A primer on brand-name prescription drug contracting

from Healthcare Economist at https://bit.ly/4dN9CZ6 on May 21, 2024 at 05:41AM

The above is the title of a helpful primer from Kenney and Keast (2024). I summarize some key points below.

Provide an overview of the pharmacy contracts between stakeholders in the healthcare ecosystem.

How did the rise of health maintenance organizations (HMOs) impact pharmacy contracting?

The Health Maintenance Organization (HMO) Act of1973 spurred the growth of comprehensive health plans, such as Kaiser Foundation Health Plan, Group Health Cooperative of Puget Sound, and Health Insurance Plan of Greater New York. 3 It also required employers who offered insurance and had 25 or more employees to offer a federally qualified HMO if available in their market, which led to further expansion of HMO plans

Interesting points, but how are HMOs related to pharmacy contracts now?

Although pharmacy was not a standard part of benefits in the early HMO programs…some plans offered prescription drug coverage as an additional benefit to attract members. HMOs that provided drug cover-age adopted formulary programs patterned after the hospital systems and created preferred drug lists with tiered copayments.

How are discounts incorporated in practice?

The table below summaries these calculations where Brand A is a high cost but high rebate product and Brand B is a low-cost but low rebate product.
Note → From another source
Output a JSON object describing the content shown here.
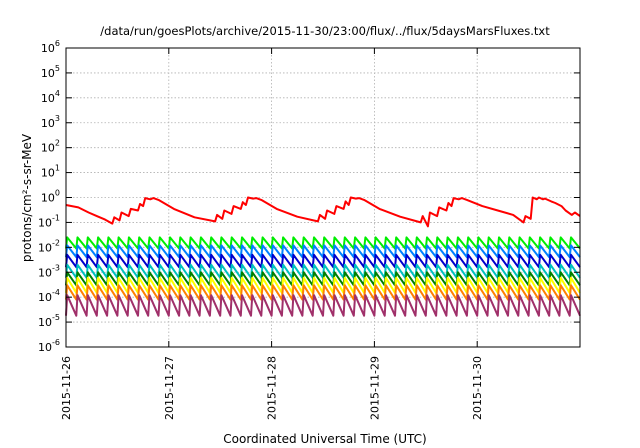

The net price calculation starts with the contracted reimbursement amount between the PBM and the pharmacy, in which the reimbursement amount is typically a percentage of the wholesale acquisition cost (WAC). Next, any out-of-pocket cost (copay, coinsurance, or deductible) paid by the health plan member is subtracted. Finally, any rebates paid by the manufacturer to the PBM are subtracted to arrive at the net price paid by the PBM.

What types of contracts are there?

  • Purchase Discount Agreements. This agreement is a negotiated contracted for a drug that health plans pay when they purchase directly from the manufacturer as compared to through a PBM. If a wholesaler is used, the wholesalers use a “chargeback method” where the manufacturer authorizes the wholesaler to sell the product to the health plan at the contract price and the wholesaler simply charges back the manufacturer the difference between the WAC price and the contract along with an administrative fee.
  • Rebates. A rebate is a retroactive discount manufacturers provide to PBMs after a drug has been purchased and dispensed. In this process, the manufacturer pay a percentage of the drug price (the rebate) back to the PBM and the PBMs share all or a portion of rebates with health plans. Types of rebate agreements include an access agreement (rebate based on any formulary placement), a market share rebate (rebate based on market share or volume), or preferred formulary status agreement (rebate based on formulary tier).
  • Value-based contracts. The payment for the drug depends on the “value” of the product. Value could include specific patient outcomes, whether patients are adherent to the medication, CMS’s Cell and Gene Therapy Models use value-based contracts.